In her role as Chair of the EU Council of Trade Ministers, Dutch minister Lilianne Ploumen – a member of the Labour Party (PvdA) - has put the signing and provisional coming into force of the controversial Comprehensive Economic and Trade Agreement with Canada (CETA) on the agenda for the International Trade Council meeting scheduled for May 13th. This was revealed by the still unpublished agenda which the SP has managed to get hold of. In doing this, Ploumen is bypassing the European Court of Justice, which still has to give its advice on the question as to whether such treaties are an exclusive EU competence or whether the member states also have the right to take decisions independently. The SP calls on Ploumen to make signing the treaty conditional on the agreement of the member states’ national parliaments.

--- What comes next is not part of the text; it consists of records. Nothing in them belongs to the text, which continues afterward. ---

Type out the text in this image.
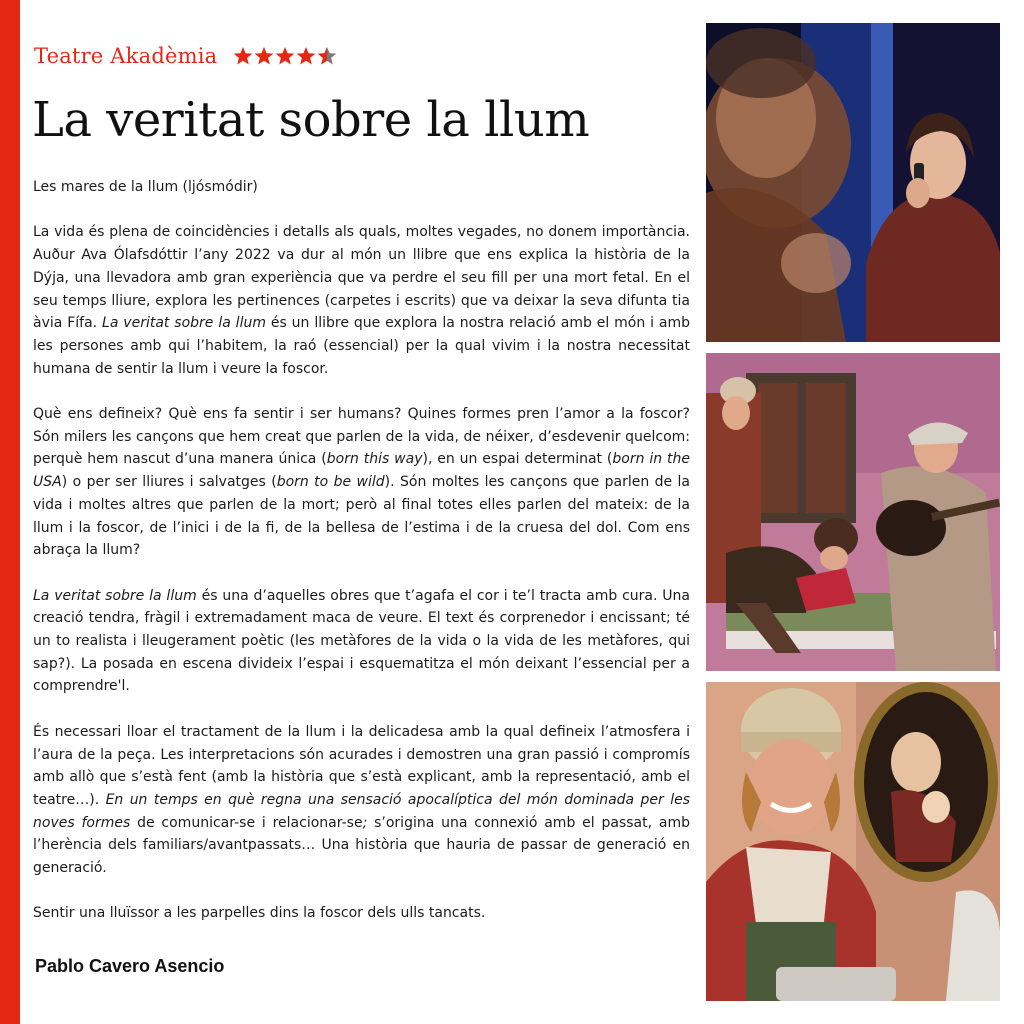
Teatre Akadèmia
La veritat sobre la llum

Les mares de la llum (ljósmódir)

La vida és plena de coincidències i detalls als quals, moltes vegades, no donem importància. Auður Ava Ólafsdóttir l’any 2022 va dur al món un llibre que ens explica la història de la Dýja, una llevadora amb gran experiència que va perdre el seu fill per una mort fetal. En el seu temps lliure, explora les pertinences (carpetes i escrits) que va deixar la seva difunta tia àvia Fífa. La veritat sobre la llum és un llibre que explora la nostra relació amb el món i amb les persones amb qui l’habitem, la raó (essencial) per la qual vivim i la nostra necessitat humana de sentir la llum i veure la foscor.

Què ens defineix? Què ens fa sentir i ser humans? Quines formes pren l’amor a la foscor? Són milers les cançons que hem creat que parlen de la vida, de néixer, d’esdevenir quelcom: perquè hem nascut d’una manera única (born this way), en un espai determinat (born in the USA) o per ser lliures i salvatges (born to be wild). Són moltes les cançons que parlen de la vida i moltes altres que parlen de la mort; però al final totes elles parlen del mateix: de la llum i la foscor, de l’inici i de la fi, de la bellesa de l’estima i de la cruesa del dol. Com ens abraça la llum?

La veritat sobre la llum és una d’aquelles obres que t’agafa el cor i te’l tracta amb cura. Una creació tendra, fràgil i extremadament maca de veure. El text és corprenedor i encissant; té un to realista i lleugerament poètic (les metàfores de la vida o la vida de les metàfores, qui sap?). La posada en escena divideix l’espai i esquematitza el món deixant l’essencial per a comprendre'l.

És necessari lloar el tractament de la llum i la delicadesa amb la qual defineix l’atmosfera i l’aura de la peça. Les interpretacions són acurades i demostren una gran passió i compromís amb allò que s’està fent (amb la història que s’està explicant, amb la representació, amb el teatre…). En un temps en què regna una sensació apocalíptica del món dominada per les noves formes de comunicar-se i relacionar-se; s’origina una connexió amb el passat, amb l’herència dels familiars/avantpassats… Una història que hauria de passar de generació en generació.

Sentir una lluïssor a les parpelles dins la foscor dels ulls tancats.

Pablo Cavero Asencio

SP Euro-MP Anne-Marie Mineur does not understand why Ploumen is taking such a step. ‘This treaty, just like the TTIP, will have far-reaching consequences for our democracy,’ she says, ‘for example because of the arbitration system, Investor-State Dispute Settlement (ISDS), that gives special privileges to foreign investors. Precisely because it’s so controversial, shouldn’t she be giving the national parliaments a chance to discuss it? If the EU Council of Ministers agrees to this extremely controversial treaty, it can come provisionally into force. This situation could go on for years. The possible eventual rejection of the treaty would then be a costly move, because all sorts of processes would have to be put into reverse. Provisional entry into force would thus put heavy pressure on democratic decision-making.’

Mineur explains: ‘Taking both the European Parliament and the national parliaments out of the game contradicts Ploumen’s own statements in our own national parliament as well as the European Parliament’s International Trade Committee. Yet European Council president Donald Tusk, in answer to a written question that I put to him, also stated that the member states must have their say.’ Mineur is calling on Ploumen to quickly make clear that she will allow the national parliaments to discuss the treaty, and to notify them of this. She also wants the minister to make the coming into force of the treaty dependent on the agreement of the national parliaments.